Being a band playing jazz music and being a band playing music influenced by jazz are two completely different things.
In a bid to bring back the nostalgia of some of the greatest tunes of all time in their own way, The Revisit Project has come a long way in the tribute music scene of Delhi.
When it comes to music, there is a reason why classics are called classics. They are timeless, they are one’s formatives when learning music and they form the base that propels musicians to write their own music. And the same is true for the band — The Revisit Project.
Set up in 2014, the band started out by playing their versions of old Indian compositions like those of R.D. Burman and A.R. Rehman. Their music would add a contemporary twist to the classics. “We were revisiting these guys, basically,” says Abhay Sharma, the band’s saxophonist. The band’s genre can be broadly categorised as Jazz.
But what started out as a tribute band, soon became a band with a vision to write their own music. The band had just released their first album titled Here We Go in 2017 when some of the members started leaving. But now it’s all honky dory as the line-up has new members, namely Abhay Sharma (Saxophone), Aditya Bhagvatula (Drums), Birraj Singh Taneja (Keyboards), Varun Rajasekharan (Percussions), Kanu Gangahar (Guitar), Karan Wadhwa (Bass), Chetan Dominic Awasthi and Vrnda Dhar (Vocals).
Being a band playing jazz music and being a band playing music influenced by jazz are two completely different things. Abhay explains, “Jazz is a very different art form in the sense that there are various understandings of jazz. There is a traditional form of jazz music, and then there are variants of jazz.” He points out that even if one writes a pop tune and improvises it, it won’t become jazz music but simply jazz-influenced.

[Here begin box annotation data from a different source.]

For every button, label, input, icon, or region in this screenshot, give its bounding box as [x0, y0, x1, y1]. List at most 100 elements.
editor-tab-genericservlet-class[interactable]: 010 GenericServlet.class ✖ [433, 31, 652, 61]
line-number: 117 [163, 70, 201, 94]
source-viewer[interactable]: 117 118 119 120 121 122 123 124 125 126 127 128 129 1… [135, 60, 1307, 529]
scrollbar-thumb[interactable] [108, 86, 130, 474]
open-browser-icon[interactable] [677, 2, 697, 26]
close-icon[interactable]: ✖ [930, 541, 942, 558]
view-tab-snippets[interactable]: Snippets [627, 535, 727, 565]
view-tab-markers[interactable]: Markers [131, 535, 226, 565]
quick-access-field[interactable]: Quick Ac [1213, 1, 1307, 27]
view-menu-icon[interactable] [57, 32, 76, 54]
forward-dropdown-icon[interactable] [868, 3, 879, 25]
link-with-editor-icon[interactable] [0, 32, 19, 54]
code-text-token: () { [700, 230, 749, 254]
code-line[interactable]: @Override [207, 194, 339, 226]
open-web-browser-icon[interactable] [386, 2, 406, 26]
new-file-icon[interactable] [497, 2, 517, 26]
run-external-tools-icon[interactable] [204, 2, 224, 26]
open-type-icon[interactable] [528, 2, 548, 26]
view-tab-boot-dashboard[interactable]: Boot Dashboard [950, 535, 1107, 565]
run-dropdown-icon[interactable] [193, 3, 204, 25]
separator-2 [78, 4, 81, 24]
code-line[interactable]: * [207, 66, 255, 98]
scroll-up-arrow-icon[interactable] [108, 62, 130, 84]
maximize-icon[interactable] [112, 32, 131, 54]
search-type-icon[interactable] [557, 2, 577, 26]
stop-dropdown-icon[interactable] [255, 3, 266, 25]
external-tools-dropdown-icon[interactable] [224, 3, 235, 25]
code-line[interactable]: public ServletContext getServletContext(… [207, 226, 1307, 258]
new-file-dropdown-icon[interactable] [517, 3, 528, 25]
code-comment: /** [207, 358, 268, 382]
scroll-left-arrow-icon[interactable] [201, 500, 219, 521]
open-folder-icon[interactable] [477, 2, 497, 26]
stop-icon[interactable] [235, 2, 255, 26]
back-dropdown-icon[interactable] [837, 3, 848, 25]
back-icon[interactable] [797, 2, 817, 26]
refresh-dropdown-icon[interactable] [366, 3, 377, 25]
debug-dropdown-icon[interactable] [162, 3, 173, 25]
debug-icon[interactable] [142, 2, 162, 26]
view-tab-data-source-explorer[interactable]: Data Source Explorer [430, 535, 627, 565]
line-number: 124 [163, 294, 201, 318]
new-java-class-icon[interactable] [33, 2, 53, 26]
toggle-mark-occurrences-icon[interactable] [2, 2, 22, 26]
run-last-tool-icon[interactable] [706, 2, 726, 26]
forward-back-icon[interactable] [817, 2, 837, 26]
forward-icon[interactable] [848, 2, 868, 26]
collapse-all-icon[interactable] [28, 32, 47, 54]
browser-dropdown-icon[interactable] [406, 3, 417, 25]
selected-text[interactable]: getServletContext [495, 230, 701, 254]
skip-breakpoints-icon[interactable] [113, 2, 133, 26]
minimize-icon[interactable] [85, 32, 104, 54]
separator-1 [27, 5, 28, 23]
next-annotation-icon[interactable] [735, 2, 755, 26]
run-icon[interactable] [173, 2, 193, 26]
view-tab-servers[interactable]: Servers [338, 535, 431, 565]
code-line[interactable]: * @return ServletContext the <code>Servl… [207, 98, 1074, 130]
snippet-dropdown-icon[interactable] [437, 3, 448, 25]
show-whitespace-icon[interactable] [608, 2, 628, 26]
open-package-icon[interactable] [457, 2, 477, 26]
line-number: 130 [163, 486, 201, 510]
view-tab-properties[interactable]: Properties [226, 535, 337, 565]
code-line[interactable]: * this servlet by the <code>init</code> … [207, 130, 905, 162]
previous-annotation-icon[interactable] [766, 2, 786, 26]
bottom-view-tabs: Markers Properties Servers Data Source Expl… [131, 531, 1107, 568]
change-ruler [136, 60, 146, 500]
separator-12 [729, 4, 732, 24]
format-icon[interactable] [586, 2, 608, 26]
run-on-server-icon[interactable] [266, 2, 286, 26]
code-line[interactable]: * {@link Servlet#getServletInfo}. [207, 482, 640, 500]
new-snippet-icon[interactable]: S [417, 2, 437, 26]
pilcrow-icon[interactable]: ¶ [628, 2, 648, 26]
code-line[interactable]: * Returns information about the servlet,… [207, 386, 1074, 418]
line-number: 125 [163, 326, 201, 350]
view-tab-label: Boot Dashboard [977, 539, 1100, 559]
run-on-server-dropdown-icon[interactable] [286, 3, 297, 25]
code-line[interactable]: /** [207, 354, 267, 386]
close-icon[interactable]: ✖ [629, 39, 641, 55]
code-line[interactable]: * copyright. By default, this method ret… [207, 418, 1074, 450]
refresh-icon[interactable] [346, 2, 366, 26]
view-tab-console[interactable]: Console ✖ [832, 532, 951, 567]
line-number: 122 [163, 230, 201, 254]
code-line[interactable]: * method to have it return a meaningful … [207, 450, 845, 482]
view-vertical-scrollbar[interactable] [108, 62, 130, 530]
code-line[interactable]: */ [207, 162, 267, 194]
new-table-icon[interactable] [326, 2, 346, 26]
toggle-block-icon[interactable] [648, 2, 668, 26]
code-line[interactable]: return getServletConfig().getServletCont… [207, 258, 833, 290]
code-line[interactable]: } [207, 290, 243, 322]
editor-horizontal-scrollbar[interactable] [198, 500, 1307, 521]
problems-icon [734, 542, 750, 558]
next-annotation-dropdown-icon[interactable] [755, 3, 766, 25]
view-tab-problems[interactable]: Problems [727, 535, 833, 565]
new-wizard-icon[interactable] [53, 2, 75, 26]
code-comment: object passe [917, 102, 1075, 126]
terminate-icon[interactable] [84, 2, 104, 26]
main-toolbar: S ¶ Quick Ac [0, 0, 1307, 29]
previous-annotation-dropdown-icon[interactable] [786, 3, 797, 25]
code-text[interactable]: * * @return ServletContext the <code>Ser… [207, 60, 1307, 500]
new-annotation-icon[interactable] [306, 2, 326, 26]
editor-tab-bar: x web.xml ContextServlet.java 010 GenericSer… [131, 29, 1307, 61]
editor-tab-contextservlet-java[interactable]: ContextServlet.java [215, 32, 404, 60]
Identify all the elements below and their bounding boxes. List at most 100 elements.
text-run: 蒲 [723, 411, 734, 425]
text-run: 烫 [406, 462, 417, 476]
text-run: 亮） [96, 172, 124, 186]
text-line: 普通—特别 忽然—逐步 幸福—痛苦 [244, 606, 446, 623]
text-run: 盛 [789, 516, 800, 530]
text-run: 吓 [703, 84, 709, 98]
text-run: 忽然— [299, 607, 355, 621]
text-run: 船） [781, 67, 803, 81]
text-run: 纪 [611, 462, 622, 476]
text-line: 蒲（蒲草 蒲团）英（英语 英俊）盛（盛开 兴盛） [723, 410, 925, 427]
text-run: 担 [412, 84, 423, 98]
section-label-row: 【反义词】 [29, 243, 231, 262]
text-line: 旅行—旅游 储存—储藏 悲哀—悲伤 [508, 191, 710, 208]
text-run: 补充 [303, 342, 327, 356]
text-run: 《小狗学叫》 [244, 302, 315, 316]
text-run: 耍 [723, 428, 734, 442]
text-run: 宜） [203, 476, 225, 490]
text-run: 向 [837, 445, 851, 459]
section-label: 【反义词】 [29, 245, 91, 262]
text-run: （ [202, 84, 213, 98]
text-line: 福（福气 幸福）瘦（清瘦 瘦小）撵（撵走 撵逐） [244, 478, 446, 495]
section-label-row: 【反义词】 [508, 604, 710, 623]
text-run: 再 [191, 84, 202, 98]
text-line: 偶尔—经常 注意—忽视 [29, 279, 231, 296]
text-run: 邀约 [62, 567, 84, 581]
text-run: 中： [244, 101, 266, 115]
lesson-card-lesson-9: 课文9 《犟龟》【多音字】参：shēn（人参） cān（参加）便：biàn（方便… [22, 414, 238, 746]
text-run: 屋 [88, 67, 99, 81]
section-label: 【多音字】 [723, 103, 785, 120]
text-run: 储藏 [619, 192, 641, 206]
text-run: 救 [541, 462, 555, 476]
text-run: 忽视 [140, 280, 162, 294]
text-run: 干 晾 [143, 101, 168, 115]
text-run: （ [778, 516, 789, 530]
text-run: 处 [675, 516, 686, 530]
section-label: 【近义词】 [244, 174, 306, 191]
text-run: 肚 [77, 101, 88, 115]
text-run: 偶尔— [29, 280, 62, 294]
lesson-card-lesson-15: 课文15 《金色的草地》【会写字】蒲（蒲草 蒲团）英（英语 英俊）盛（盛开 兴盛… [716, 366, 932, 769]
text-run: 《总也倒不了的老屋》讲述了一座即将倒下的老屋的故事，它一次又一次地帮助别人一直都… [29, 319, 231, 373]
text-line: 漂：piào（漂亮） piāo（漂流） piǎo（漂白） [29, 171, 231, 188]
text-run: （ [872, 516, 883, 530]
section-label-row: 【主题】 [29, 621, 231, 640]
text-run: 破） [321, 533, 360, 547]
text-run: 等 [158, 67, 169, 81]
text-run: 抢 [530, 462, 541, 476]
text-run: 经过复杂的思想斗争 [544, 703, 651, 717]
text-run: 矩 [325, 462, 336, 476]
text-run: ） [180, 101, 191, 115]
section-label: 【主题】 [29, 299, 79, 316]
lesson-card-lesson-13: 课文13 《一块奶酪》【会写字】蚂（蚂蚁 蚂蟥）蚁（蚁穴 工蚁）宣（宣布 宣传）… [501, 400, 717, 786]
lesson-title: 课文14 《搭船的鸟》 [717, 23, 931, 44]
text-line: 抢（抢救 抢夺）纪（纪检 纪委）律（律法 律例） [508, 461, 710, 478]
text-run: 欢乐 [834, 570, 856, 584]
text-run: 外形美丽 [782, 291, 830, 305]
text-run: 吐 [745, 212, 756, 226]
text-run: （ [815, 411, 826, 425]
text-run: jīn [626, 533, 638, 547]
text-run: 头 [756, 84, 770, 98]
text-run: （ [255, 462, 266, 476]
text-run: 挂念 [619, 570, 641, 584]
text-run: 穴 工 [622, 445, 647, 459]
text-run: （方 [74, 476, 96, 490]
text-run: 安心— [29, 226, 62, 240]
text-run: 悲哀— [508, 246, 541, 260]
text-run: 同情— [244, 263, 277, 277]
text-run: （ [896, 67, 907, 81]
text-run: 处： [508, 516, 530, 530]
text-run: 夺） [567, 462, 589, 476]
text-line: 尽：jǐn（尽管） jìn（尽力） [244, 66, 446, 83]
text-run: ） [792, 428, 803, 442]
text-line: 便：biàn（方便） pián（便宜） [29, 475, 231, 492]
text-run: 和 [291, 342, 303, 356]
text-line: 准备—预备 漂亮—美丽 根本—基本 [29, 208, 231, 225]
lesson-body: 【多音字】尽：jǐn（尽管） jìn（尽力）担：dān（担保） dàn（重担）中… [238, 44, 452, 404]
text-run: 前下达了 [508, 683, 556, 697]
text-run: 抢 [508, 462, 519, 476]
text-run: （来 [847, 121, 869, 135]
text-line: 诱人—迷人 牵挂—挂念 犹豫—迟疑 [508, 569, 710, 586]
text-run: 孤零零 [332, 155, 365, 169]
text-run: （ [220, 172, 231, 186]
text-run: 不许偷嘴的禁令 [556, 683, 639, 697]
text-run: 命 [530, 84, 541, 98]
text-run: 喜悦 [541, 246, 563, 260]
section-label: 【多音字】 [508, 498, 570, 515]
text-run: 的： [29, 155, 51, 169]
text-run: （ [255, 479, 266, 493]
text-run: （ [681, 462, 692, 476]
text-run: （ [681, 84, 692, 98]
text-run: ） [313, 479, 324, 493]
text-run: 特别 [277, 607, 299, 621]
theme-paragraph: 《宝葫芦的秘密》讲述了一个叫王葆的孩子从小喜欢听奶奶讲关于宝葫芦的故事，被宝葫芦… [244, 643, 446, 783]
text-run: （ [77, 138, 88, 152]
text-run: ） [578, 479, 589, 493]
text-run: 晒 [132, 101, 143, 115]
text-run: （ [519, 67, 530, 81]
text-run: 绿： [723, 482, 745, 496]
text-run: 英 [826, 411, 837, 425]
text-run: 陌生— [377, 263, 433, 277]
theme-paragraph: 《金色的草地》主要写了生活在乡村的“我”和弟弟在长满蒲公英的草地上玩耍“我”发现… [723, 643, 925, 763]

He feels that there are certain kinds of sensibilities attached to it which are different in terms of harmony, melody, and rhythm.
Though Abhay’s previous bandmates left, there isn’t any bad blood. “It’s part and parcel of being in the music industry. People who really want to make music will eventually come together no matter what,” he says, talking about his new line up that came together in 2018. “The original music that I always wanted to write was jazz, funk and instrumental music influenced. And whenever we are revisiting a song, we don’t change the melody that much but harmonically, we change the chords and arrangements.”
Being in the music scene for over five years, Abhay shares how clubs tend to pay bands lesser today than ever. “If you dream about being a big person without being a realist, it can come back to bite you really badly,” he shares. Talking about the struggles of bands in the capital, he says, “You have to be a very stubborn person to not give in to the infatuations of money. You have to remain hungry.”
Apart from their new album, which is scheduled to come out this November, the band also has a podcast series in the making. The inspiration behind it, he says, “There are some stereotypes about music and musicians that we are trying to discuss and put an end to. It is also another way of keeping in touch with our crowd.”
Abhay also has a piece of advice for up and coming musicians. “Shut up and listen! I would want people to be inquisitive enough about music,” he concludes.